Comment les contemporains de la XXVI° dynastie s'y prenaient-ils pour cacher la momie d'un mort de distinction?
On commençait par creuser dans le rocher un puits d'environ 8 mètres de diamètre, et descendant à environ trente mètres de profondeur. A 2 ou 3 mètres plus au Sud on creusait un nouveau puits
de même profondeur, mais beaucoup plus étroit (environ 1,50 mètre de diamètre). Une galerie réunissait à la base les deux puits. Ces travaux préliminaires terminés, commençait la construction de
la tombe proprement dite.
La première partie à descendre dans le grand puits était le sarcophage en pierre, qui mesure ici, dans un des tombeaux, celui de Psammétique, 4,20 mètres de long sur 2,20
mètres de large, le couvercle ayant une épaisseur de 1,05 mètre. Le couvercle ne se plaçait pas directement sur la cuve, mais était soulevé sur plusieurs supports en maçonnerie, attendant
l'arrivée de la momie avant d'être descendu. À l'intérieur de ce premier sarcophage on en trouve un second, en basalte, en forme de gaine de momie. A l'entour et au-dessus de ces sarcophages on
bâtissait la chambre sépulcrale en blocs de calcaire. La chambre était voûtée et, à peu près vers le milieu de hauteur, se trouvait le gigantesque couvercle supporté sur ses piliers. On sculptait
alors les inscriptions de la partie supérieure de la chambre, le couvercle formant échafaudage.
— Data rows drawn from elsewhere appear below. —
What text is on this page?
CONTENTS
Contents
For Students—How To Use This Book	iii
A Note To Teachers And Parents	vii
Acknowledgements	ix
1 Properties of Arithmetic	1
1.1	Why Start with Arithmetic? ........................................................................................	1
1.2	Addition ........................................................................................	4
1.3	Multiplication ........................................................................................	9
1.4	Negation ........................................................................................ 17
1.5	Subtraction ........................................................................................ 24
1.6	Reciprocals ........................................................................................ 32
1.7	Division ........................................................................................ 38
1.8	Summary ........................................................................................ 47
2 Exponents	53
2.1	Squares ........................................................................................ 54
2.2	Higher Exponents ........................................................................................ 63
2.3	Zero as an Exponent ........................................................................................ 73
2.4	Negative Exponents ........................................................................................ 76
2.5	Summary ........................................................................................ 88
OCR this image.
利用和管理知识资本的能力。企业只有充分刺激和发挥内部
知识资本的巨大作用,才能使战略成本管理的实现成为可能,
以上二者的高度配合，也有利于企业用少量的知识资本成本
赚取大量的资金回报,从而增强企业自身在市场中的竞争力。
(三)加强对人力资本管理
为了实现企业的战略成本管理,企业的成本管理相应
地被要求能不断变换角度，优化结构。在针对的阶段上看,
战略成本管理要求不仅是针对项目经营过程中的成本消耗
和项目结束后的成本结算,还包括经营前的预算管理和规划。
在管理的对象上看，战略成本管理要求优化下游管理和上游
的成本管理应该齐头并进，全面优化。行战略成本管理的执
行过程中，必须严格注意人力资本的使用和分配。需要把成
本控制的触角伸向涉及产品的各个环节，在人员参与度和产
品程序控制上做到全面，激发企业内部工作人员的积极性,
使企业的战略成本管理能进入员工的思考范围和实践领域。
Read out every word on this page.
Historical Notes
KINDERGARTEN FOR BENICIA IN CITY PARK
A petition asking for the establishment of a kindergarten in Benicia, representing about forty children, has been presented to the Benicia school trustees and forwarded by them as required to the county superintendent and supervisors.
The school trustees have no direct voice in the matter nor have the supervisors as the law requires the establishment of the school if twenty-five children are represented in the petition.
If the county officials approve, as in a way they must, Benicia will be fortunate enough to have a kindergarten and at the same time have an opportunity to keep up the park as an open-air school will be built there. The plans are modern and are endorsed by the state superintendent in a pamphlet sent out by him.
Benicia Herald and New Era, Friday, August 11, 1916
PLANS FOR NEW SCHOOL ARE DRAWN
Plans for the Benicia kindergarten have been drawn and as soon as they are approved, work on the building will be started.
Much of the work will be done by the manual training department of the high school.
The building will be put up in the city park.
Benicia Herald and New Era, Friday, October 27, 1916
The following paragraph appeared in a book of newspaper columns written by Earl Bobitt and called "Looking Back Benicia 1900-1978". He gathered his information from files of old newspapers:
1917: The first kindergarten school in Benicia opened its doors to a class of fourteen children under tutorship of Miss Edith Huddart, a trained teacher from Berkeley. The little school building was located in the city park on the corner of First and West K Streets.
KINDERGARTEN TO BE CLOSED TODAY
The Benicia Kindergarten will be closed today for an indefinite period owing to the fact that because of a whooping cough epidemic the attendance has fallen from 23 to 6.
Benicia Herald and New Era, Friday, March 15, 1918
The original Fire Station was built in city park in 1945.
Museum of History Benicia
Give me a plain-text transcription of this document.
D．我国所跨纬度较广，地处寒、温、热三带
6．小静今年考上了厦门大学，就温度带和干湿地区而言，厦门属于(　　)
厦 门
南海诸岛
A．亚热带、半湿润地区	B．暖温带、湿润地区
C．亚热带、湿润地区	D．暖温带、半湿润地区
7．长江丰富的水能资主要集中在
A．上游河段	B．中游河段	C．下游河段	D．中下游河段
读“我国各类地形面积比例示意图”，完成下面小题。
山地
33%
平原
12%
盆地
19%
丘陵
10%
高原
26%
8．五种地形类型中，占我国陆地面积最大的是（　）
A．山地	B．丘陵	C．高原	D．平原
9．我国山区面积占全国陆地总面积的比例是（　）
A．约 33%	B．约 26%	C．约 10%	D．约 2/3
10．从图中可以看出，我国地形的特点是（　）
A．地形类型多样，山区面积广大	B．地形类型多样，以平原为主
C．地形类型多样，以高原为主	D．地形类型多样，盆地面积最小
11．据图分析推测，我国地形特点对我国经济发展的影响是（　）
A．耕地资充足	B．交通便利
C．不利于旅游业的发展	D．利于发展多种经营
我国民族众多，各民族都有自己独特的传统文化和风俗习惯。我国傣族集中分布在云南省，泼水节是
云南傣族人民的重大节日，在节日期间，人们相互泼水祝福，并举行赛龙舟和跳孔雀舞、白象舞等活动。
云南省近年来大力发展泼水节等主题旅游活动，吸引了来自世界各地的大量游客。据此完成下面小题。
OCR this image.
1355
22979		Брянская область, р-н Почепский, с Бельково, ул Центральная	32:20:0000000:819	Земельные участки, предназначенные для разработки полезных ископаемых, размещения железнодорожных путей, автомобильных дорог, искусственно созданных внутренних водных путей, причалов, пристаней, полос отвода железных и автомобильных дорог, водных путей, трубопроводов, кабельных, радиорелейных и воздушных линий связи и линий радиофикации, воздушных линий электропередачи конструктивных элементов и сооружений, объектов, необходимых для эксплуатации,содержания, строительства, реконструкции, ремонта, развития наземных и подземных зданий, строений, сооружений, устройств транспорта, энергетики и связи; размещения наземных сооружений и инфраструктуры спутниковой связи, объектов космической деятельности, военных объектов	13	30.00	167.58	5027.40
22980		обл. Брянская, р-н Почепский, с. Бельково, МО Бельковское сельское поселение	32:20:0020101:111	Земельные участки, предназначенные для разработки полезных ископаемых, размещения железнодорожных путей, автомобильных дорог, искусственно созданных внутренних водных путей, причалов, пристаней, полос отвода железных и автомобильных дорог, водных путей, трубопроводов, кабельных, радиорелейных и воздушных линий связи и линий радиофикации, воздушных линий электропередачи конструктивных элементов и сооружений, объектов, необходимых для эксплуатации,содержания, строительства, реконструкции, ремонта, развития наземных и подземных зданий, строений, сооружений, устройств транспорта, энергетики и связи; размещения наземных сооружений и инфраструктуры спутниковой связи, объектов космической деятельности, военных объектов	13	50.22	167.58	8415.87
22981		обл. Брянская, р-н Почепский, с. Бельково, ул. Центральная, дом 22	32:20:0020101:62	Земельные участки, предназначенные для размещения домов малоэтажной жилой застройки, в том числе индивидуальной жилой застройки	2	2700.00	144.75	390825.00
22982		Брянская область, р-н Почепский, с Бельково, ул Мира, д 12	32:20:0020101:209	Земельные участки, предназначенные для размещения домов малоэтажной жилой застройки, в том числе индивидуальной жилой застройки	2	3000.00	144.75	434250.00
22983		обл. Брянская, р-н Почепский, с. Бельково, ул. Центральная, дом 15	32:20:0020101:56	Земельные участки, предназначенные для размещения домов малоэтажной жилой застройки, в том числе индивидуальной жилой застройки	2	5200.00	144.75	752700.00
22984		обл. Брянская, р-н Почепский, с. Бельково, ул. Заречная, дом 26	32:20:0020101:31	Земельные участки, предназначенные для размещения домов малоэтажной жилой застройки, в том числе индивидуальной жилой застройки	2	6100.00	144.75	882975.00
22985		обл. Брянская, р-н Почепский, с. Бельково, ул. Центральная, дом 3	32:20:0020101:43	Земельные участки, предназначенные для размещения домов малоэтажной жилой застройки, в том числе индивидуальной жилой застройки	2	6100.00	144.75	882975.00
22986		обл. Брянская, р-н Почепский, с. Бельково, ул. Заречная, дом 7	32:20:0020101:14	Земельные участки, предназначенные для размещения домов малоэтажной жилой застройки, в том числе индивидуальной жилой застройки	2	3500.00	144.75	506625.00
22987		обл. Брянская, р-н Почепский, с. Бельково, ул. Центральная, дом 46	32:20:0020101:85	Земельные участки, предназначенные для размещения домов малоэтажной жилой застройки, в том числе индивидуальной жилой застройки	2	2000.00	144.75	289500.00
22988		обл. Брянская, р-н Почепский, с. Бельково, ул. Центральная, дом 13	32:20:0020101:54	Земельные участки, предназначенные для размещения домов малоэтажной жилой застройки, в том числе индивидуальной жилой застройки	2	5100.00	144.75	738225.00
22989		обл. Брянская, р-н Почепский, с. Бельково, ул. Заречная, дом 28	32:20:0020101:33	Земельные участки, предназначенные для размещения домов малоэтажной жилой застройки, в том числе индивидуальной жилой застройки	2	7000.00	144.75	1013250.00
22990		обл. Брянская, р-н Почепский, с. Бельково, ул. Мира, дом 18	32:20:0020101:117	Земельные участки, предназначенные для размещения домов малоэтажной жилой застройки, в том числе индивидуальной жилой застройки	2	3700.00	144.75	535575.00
La momie en place, introduite par le petit puits, il suffisait de faire descendre le couvercle pour que celui-ci forme plancher de la chambre et préserve le mort contre toute violation. Il
était temps alors de sculpter le restant des parois. Une lucarne était réservée dans la voûte, de manière à ce que le remblaiement du grand puits vienne remplir également de sable la chambre
funéraire. Si, maintenant, des voleurs essayaient de venir piller la tombe par le petit puits, qu'arrivait-il ? Ils rencontraient d'abord l'une ou l'autre herse de pierre placée dans le couloir
au moment de l'achèvement des travaux. La herse rompue, 2000 mètres cubes de sable, d'une merveilleuse fluidité, s'opposaient à ce que l'on vide la chambre et constituaient même pour les
violateurs un grave danger de périr enfouis sous ce torrent violent. Et c'est ce qui faillit, du reste, arriver à M. Barsanti et à ses fouilleurs.
Mais, et c'est là le point le plus intéressant, comment faisait-on descendre en place le lourd couvercle, occupant si exactement l'espace de la chambre, du moins sur trois de ses côtés, qu'il
était impossible de songer à l'emploi de leviers ou autres engins quelconques?
Voici comment les Égyptiens ont résolu la difficulté, de façon très simple. Le couvercle était muni de quatre oreilles qui étaient engagées dans quatre rainures ménagées dans la paroi et
descendant plus profondément que le niveau de la cuve du sarcophage. Ces quatre rainures étaient remplies, à peu près jusqu'au niveau des bords de la cuve, de sable fortement comprimé, sur lequel
venaient poser quatre blocs de bois résistants occupant tout l'espace compris entre le niveau du sable et les oreilles du couvercle. Cet appareil en place, on peut sans inconvénient faire
disparaitre les supports de maçonnerie. Maintenant il suffira de retirer également des quatre côtés et peu à peu le sable par en dessous pour que le couvercle descende exactement à sa place en
enfermant dans les rainures les quatre poutres de bois. Dans ce but, des deux côtés de la chambre, entre les deux rainures, on avait ménagé une cavité assez grande pour qu'un homme puisse y
prendre place, et assez grande pour qu'une fois le couvercle en place, il puisse sortir de la cavité. Cette dernière communiquait avec la partie inférieure des deux rainures.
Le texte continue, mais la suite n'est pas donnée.